O historiador e antropólogo Michel Gherman, da UFRJ, enfatiza a gravidade de um projeto que pode criminalizar críticas ao sionismo e às políticas de Israel. Ele argumenta que o Brasil já possui leis contra o antissemitismo e que o debate sobre o tema deve envolver a sociedade civil.
"Há discursos antissionistas que são antissemitas. E há discursos antissionistas que não são antissemitas. Mas, quando se coloca a princípio e a priori Israel como elemento constitutivo desse debate, você está incorrendo na colonização da identidade judaica por Israel, o que eu acho um problema", pontuou.
"Você pode não gostar do discurso do Zé Maria, você pode dizer que ele defende terroristas, você pode produzir uma crítica pungente, agora você não pode utilizar o judiciário para criminalizar um discurso público. Porque amanhã esse discurso pode ser de outra ordem, pode ser um discurso contra o bolsonarismo, por exemplo", ponderou o historiador.
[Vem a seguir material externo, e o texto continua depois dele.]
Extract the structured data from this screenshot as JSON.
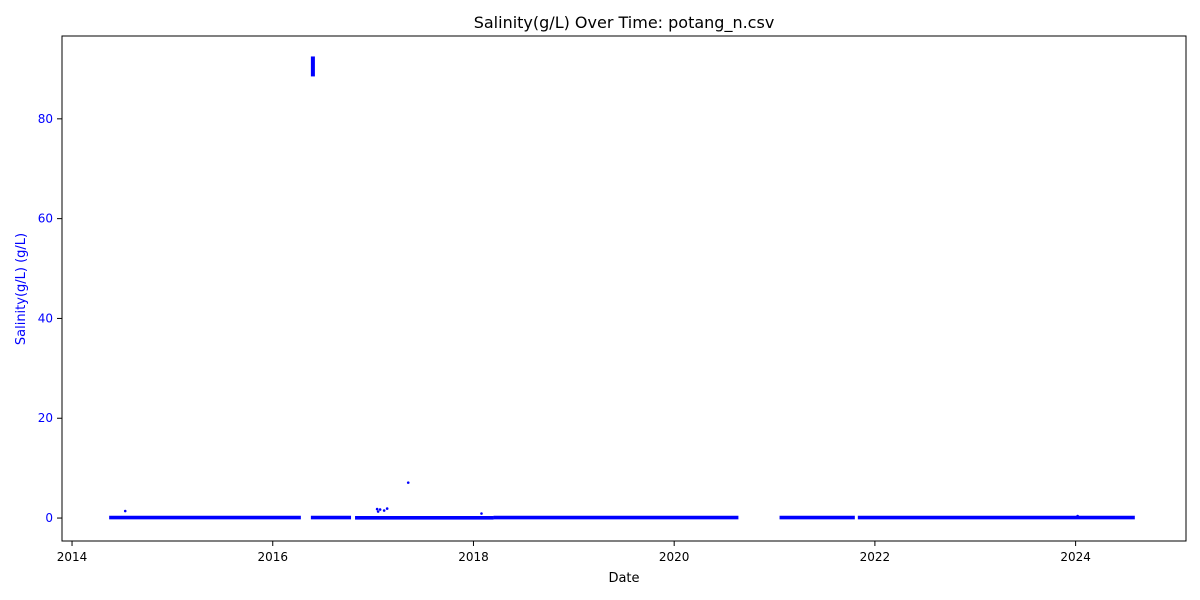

Gherman também alerta para a tendência global de criminalização de acadêmicos, muitos deles judeus, por meio da restrição de discursos críticos a Israel. "Nesse sentido, esses projetos [como o da Tabata] acabam se vinculando à extrema-direita. Então, a gente está falando sobre a extrema-direita decidindo o limite do discurso no espaço público, o que é muito grave", concluiu.
Posicionamento do PSTU
O PSTU divulgou um comunicado afirmando que "o mais surpreendente é que a decisão ocorre por um discurso de Zé Maria em defesa do povo palestino, denunciando o genocídio e o regime colonialista imposto pelo Estado de Israel sobre a Palestina ocupada".
O partido anunciou que recorrerá da decisão e manterá sua posição de denúncia contra o Estado de Israel.
Para Zé Maria, a decisão judicial carece de fundamento histórico, político e legal, baseando-se em uma falsa equivalência entre sionismo e judaísmo.
"Dizer que o Estado de Israel tem que acabar não tem nada a ver com fazer pregação contra o povo judeu, é o mesmo que dizer que o Estado de Apartheid da África do Sul tinha que terminar, e isso não significava pregar a morte dos brancos sul-africanos, mas a defesa do fim de um Estado de segregação racial", argumentou.
A Confederação Israelita do Brasil (Conib) e a Federação Israelita do Estado de São Paulo (Fisesp) informaram que não comentarão a decisão da justiça federal no caso.